The book honors supporting actors like Amor, who sacrificed himself after receiving a yellow card that kept him out of Wembley, Eusebio, and Bakero. It also recalls players like Milla, who would eventually leave for Real Madrid, suffering the other side of the same story. And characters who seem like something out of a movie, like Joan Gaspart, who would remind Rodríguez how everything could have changed if, at the February 1990 meeting, the members who called for Cruyff's ouster had won. "Gaspart, you know how he is. Sometimes he explains things and leaves you wondering what he really means. Speaking about that assembly, he explained to me how the votes were taken to a room in the hotel where it was held. And when he comes back, they tell him that he's won, even though he's actually been thrown out. If everything has been done, everything has been done. That they could have cheated. Whatever it is, Cruyff goes on and wins the Copa del Rey against Madrid, who left the field and screwed a bar, where the waiter recognized him.
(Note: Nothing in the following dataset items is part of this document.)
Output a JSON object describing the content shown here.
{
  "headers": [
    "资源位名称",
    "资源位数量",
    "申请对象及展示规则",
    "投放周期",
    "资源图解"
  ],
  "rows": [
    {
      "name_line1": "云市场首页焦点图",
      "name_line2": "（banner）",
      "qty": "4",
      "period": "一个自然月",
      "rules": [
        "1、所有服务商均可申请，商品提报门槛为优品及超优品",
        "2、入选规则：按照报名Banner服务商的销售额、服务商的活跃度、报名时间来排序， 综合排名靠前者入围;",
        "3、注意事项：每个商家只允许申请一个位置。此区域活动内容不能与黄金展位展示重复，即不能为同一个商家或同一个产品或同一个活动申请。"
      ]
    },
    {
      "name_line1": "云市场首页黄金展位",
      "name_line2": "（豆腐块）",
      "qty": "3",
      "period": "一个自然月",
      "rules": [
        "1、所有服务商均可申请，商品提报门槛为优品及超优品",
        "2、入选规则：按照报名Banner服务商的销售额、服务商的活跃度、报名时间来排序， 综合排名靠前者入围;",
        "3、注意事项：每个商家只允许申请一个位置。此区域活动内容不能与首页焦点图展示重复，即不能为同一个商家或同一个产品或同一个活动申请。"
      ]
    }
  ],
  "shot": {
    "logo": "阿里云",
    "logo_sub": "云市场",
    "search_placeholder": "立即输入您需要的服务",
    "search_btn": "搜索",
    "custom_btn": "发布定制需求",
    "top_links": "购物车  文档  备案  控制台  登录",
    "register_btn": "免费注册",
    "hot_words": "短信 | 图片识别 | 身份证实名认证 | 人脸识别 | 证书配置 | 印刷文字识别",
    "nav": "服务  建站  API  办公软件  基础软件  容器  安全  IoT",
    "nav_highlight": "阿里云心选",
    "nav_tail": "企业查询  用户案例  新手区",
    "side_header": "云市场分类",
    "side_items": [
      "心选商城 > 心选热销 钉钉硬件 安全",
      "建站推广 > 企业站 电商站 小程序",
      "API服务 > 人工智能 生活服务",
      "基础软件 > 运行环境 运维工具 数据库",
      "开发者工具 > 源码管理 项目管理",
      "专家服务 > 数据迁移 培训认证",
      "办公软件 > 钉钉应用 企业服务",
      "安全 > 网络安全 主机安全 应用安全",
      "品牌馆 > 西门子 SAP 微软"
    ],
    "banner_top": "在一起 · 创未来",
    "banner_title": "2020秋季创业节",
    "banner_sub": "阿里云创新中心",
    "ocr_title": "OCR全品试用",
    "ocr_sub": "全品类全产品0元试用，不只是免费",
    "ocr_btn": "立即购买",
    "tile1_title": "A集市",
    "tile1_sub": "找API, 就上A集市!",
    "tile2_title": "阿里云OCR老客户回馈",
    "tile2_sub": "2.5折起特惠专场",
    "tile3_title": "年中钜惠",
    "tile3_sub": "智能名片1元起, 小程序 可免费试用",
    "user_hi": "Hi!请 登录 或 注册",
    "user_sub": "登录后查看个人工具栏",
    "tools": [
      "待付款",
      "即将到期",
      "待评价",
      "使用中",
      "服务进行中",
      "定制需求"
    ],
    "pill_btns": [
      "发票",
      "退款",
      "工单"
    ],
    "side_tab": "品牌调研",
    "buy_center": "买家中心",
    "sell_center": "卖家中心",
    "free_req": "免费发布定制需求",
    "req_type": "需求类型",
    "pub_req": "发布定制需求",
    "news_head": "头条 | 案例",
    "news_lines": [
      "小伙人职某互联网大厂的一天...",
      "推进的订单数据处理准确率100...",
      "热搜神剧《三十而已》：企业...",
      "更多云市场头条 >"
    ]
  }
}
Because it was a time when football people became a kind of pop icons. "Even Núñez, whether through programs like Strength BarçaPeople imitated them. Players recorded songs, and people wanted to dress like them. It was a time with characters that seemed invented. Look at Stoichkov, for example. Born in a city that seems like a Tolkien story, in communist Bulgaria... he was banned for life for a fight and then pardoned. Cruyff fell in love with him, Minguella traveled to sign him with meetings where there was vodka in the morning, then he played a friendly in Mallorca where he made a mess... he was all character," says Rodríguez, who has saved space for star supporting actors like Romerito.

"The players

"When he arrived, it was the time of the Tiananmen protests. Poor Romerito was left alone facing the tanks, like that brave Chinese player. Or Jan Molby, the Danish player from Liverpool, who Cruyff fancied. He had ended up in prison for a few weeks for drink-driving, and the fans said he was good, that he should be out. Koeman was injured, and the kid was already in the hospital ready for surgery, but Cruyff and the board argued over who should operate on him... it was all picture-perfect, like Bakero's goal in Kaiserslautern," he recounts. A fascinating era, with incredible aesthetics. "Now all the stadiums look the same. The players all have the same hairstyles. Before, you'd see a player and you'd know where he was from just by his looks. You'd see Bakero and you'd know he was Basque; he looked like the singer of the band Barricada. The Kaiserslautern players all looked like members of rock bands like Scorpions, with those hairstyles, with those hairstyles, The hairstyles. The same year against the last champion of the GDR, Hansa Rostock, and the last one from the FRG..."

The story of the Dream Team "was a movie script, like a Tarantino film," with unlikely situations like Tenerife winning two league titles. What was the possibility of two consecutive seasons in which Madrid would lose the league in the same place, Tenerife? Or the end of the League with the penalty missed by Djukic?" A happy time that ended especially with the final in Athens in 1994, although Cruyff would hold on a little longer. "I finished the book in 1994, since the last few months were sad and unpleasant. coughing around the house, he came across a book by Nick Hornby. I had tried to do my version of his Fever pitch, the famous book in which the Briton explains his life through his passion for Arsenal. "I admire him so much. And I had it so internalized, that I was paying homage to him. Telling, on the one hand, the story of the Dream Team itself, but on the other, the story of that generation that came of age at that time," he claims.

Those early 90s, the end of the Cold War, when it seemed like the world would be happy, all united. In the summer of 1992, of the Olympics and Wembley. The generation that soon after began to understand that things wouldn't be so easy, with new wars and new problems in the mid-90s, a time of economic crisis. And of the end of the Dream Team.